I recently took part in a Radio Five Live discussion about the BBC. I was the critic of the BBC and someone from The Guardian (naturally) was its defender. Sounds balanced? Not a bit of it. Throughout the whole interview I was intensely questioned and interrupted while The Guardian's representative was given softball questions. I make no great complaint. I've got used to such treatment but the biased interviewer/ anchor is one of the most prominent ways in which bias is manifested. In addition to presenter bias there are choice of topics which receive attention, promotion of unrepresentative voices of opinion, unnecessary polarisation and simplification of arguments and general mischaracterisations.

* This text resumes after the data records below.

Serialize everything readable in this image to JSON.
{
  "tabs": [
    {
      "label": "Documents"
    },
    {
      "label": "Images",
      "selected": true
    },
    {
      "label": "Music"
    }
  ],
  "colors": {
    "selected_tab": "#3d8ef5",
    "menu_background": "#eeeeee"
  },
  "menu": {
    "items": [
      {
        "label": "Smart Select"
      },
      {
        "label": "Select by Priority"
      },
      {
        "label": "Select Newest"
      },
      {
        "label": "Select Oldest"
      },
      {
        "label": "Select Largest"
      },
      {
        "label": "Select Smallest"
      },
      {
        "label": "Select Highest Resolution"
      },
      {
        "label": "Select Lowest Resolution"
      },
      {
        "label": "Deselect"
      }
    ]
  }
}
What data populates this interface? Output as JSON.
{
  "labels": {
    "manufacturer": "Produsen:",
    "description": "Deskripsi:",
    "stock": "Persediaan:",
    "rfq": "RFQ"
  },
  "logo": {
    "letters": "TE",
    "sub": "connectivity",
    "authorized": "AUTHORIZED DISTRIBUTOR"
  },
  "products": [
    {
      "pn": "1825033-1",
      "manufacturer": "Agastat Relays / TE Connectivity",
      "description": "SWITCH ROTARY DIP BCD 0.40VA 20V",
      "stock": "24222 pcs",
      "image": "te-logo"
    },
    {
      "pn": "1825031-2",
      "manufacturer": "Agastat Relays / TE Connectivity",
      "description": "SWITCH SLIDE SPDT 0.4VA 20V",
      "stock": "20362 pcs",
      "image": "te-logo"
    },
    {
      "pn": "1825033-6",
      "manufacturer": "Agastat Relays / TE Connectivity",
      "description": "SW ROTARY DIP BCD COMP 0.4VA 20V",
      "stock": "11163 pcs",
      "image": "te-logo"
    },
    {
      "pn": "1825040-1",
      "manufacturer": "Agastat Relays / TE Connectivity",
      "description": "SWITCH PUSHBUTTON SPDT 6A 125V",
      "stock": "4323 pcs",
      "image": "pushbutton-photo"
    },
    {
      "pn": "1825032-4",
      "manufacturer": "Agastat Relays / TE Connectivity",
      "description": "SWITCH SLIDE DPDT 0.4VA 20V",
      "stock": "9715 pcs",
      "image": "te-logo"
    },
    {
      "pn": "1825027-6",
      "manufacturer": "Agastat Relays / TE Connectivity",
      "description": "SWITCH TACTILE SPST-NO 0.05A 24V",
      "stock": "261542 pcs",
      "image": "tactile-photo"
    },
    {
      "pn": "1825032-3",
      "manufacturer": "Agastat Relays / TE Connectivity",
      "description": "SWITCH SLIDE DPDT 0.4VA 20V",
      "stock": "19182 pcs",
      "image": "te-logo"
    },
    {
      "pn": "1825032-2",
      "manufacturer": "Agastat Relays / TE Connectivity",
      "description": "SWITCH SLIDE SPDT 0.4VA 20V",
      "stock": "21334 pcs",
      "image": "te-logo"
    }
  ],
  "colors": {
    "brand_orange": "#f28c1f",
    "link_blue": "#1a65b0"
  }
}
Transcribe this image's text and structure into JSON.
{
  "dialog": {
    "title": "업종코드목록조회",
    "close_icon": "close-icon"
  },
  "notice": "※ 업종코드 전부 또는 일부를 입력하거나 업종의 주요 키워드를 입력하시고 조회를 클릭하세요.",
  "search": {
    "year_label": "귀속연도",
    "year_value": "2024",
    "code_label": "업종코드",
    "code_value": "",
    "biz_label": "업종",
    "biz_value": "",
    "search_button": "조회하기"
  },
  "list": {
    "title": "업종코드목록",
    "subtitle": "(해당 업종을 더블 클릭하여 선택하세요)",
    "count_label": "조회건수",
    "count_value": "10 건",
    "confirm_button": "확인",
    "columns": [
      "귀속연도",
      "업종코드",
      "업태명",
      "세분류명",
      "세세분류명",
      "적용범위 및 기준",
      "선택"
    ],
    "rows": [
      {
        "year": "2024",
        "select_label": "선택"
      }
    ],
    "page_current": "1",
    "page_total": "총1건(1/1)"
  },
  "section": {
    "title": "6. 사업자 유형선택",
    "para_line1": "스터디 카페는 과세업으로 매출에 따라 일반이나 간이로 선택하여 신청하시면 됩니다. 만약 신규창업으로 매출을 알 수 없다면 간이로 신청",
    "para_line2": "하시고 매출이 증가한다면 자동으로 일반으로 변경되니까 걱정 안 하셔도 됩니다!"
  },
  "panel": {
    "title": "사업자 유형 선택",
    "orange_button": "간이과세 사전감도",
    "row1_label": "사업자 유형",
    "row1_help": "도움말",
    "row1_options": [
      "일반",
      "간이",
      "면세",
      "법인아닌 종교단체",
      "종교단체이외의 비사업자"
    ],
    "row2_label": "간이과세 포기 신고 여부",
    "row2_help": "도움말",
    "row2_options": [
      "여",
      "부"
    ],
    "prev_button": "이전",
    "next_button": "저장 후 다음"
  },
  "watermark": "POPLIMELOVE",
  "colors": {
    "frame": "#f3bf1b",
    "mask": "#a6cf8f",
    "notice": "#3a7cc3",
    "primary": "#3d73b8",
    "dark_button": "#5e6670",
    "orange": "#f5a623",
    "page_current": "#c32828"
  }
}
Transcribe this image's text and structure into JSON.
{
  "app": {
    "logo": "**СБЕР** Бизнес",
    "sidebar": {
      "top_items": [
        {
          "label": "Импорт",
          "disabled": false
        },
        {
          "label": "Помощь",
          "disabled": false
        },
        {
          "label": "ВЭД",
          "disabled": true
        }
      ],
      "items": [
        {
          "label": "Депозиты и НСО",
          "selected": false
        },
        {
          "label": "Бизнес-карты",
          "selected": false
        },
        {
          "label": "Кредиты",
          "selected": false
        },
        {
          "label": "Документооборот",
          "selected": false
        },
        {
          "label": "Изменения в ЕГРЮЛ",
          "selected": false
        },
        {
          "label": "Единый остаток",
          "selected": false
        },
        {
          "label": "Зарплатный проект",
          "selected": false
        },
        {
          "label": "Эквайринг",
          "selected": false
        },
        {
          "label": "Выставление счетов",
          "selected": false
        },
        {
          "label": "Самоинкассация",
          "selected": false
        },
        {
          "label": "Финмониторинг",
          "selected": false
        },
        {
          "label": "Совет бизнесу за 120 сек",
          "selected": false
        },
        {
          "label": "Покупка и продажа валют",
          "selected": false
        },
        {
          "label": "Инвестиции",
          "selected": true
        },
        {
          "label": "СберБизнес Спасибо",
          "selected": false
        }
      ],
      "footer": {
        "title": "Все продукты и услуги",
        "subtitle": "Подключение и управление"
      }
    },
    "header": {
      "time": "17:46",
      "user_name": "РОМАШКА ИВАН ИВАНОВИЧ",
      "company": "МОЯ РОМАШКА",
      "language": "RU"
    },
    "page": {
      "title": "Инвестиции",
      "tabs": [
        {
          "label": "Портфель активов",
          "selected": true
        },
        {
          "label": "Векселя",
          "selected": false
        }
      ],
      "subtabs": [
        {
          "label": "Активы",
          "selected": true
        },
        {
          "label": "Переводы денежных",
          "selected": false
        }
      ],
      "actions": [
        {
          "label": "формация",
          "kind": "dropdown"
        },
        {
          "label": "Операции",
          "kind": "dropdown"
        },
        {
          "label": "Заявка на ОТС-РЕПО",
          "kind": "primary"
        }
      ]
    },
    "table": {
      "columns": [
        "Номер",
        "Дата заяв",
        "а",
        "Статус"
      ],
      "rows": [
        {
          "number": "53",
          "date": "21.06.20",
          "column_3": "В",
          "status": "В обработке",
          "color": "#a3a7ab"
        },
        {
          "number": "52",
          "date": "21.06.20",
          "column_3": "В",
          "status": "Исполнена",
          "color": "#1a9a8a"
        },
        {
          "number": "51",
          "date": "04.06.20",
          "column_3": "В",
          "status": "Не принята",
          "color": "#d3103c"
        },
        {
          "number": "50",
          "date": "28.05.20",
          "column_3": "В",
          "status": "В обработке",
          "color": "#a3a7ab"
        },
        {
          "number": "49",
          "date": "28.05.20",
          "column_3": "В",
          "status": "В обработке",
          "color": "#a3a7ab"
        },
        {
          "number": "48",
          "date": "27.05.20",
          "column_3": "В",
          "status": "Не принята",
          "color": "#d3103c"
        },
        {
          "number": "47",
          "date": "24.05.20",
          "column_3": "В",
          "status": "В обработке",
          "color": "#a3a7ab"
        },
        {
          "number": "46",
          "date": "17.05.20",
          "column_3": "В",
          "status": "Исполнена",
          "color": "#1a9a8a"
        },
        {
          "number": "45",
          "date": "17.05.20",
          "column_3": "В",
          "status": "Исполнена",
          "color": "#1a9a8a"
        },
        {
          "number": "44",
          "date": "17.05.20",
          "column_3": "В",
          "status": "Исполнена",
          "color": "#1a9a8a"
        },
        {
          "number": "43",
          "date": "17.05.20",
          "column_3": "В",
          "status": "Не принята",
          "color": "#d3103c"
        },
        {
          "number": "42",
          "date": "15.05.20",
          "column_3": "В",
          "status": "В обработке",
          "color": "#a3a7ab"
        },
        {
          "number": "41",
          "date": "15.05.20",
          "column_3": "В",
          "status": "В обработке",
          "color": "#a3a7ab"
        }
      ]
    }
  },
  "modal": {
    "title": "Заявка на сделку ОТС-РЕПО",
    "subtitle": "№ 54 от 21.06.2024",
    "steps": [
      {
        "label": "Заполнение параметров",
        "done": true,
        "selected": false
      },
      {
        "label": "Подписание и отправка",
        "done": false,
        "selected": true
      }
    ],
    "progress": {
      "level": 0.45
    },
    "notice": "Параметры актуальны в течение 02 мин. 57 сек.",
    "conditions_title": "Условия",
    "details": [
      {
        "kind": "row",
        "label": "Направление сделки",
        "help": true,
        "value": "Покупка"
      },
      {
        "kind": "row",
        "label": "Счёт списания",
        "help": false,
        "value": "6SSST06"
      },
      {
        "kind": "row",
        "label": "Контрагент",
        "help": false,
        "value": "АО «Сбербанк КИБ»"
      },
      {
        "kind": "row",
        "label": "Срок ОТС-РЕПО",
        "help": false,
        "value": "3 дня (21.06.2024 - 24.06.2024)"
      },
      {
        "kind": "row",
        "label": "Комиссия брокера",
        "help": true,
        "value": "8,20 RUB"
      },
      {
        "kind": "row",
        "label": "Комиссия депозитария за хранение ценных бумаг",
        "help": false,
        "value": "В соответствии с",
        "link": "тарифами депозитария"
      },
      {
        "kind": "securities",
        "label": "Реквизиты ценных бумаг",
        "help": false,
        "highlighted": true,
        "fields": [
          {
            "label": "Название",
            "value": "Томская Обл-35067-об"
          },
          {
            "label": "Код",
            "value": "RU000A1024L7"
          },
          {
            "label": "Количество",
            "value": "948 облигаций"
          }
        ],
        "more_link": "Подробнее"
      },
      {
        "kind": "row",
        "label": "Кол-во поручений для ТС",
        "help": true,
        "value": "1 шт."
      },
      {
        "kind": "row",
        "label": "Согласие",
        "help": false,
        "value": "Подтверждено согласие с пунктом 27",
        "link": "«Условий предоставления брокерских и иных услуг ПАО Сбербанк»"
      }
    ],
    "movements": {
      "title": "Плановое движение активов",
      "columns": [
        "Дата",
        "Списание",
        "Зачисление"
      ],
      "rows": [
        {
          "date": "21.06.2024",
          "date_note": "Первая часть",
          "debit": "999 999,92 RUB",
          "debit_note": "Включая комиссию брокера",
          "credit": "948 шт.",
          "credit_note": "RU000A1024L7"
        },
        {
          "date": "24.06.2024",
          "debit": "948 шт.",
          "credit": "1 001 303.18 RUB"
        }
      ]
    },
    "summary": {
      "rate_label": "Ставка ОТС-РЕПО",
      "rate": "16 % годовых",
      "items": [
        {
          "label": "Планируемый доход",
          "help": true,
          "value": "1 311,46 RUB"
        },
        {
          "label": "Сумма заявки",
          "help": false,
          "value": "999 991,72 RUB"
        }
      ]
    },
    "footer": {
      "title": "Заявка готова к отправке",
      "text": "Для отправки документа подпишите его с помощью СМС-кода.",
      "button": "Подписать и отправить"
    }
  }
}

Dan Hannan records his own latest experience of BBC bias on his Telegraph blog. Up against two Europhiles - who are introduced as impartial experts, Dan Hannan is introduced as a fierce critic of the EU. Dan then reports how the BBC presenter "listened to the Euro-enthusiasts in respectful silence, but took exception to almost everything I said." John Nott-style Dan walked out of the interview - read the rest of Dan's account here.
As we mark 50 years of the EU it is important to remember how the BBC has systematically been sympathetic to the EU. The Wilson Report of 2005 concluded that the BBC was systematically Europhile. The report found that negative stories about the EU - including budgetary fraud - were significantly underplayed by the BBC. Robin Aitken, in Can We Trust The BBC?, notes that "during the European elections of 1999, in more than 250 hours of main national news coverage by the BBC, not a single Labour Eurosceptic had appeared on air." Five years of BBC monitoring by Minotaur found an overall 2-to-1 bias in favour of Europhile speakers and "scant analysis" of Eurosceptic alternatives to the current direction of the EU.
Meanwhile a TNS poll of all 27 member state populations (17,443 people in all) by Open Europe finds widespread Euroscepticism:
"Across the EU as a whole, 28% think the EU should have more powers than it has now and that more decisions should be taken at the European level. 23% think the EU should keep the powers it has now, but should not be given any more. 41% think the EU should have less powers than it has now and that more decisions should be taken at a national or local level. In the UK the equivalent figures were 11%, 27%, and 58% - a clear majority for taking powers back."